Hartford Healthcare explains: “Shaking chills (rigors) are the body's reaction to a severe infection or the release of organisms, such as viruses or bacteria, into the bloodstream. These chills often occur with a high fever and sometimes make teeth chatter or, when severe, can cause uncontrollable shaking that can make a bed vibrate.”

So what does this have to do with crossing my ankles?

Well, two things helped. One was the ministrations of a nurse practitioner who would come to my hospital room if I asked for her. She would do Reiki or a calming meditation. I don’t know if it was what she did that helped as much as it was simply her calm, radiant personality. In any case, even though it was all those years ago, I vividly remember lying on my back, with my ankles crossed, one day when I needed her. I was clenching everything, including my legs. She said to try to uncross my ankles. We hear a lot about the reasons why crossing your legs is bad for your circulation, so I assume the same might go for your ankles. I remember uncrossing them and starting to try to relax.

I don’t believe that the NP alone would have helped, though. What I needed, and got, was Demerol (meperidine).

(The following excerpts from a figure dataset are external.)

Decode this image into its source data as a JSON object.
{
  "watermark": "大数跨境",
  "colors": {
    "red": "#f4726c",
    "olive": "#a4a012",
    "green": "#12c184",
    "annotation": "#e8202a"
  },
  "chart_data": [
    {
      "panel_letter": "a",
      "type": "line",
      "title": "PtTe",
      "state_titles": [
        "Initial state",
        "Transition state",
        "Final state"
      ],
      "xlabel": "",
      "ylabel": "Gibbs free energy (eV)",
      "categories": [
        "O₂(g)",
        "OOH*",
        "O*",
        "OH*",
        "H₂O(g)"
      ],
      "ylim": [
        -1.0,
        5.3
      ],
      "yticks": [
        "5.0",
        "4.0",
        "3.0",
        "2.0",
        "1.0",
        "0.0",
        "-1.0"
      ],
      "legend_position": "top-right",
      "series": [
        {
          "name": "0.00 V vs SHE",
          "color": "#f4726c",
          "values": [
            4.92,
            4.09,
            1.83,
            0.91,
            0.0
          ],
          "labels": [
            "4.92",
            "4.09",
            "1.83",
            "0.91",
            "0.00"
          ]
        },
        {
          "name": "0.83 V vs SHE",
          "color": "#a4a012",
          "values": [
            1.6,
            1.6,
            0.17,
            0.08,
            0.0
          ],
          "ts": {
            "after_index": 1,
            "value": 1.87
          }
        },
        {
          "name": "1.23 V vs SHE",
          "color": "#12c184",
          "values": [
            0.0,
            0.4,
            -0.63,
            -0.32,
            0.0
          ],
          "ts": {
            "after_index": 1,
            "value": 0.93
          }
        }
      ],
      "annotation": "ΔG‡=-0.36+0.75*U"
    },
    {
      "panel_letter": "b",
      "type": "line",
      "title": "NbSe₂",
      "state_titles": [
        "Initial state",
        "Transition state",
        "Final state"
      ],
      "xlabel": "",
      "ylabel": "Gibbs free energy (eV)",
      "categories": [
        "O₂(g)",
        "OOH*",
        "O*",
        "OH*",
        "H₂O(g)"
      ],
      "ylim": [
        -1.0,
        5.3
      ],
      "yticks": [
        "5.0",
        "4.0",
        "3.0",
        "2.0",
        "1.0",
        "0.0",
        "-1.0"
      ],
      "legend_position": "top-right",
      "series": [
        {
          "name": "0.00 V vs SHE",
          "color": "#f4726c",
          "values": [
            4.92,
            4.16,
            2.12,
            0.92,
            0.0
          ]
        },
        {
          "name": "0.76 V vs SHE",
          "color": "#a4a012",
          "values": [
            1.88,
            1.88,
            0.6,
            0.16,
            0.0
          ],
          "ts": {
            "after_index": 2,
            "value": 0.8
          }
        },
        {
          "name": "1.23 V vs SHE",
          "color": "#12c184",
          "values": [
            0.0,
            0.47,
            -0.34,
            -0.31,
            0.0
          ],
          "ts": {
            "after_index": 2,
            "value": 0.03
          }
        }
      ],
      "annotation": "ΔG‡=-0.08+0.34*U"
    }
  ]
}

Anyone who has had it can see why this opioid can be addictive. Research has found it to have “a special antishivering efficacy” as compared to other opioids.

Once when I was in a support group meeting for blood cancer survivors, and we were discussing the problem of shivering and the medicine to stop it, we all had to agree that we really liked that Demerol. You could see how it could become addictive. It made a warm wave come over you, like the one my mother floated in. But mostly it stopped the shivering, and that was a relief in itself.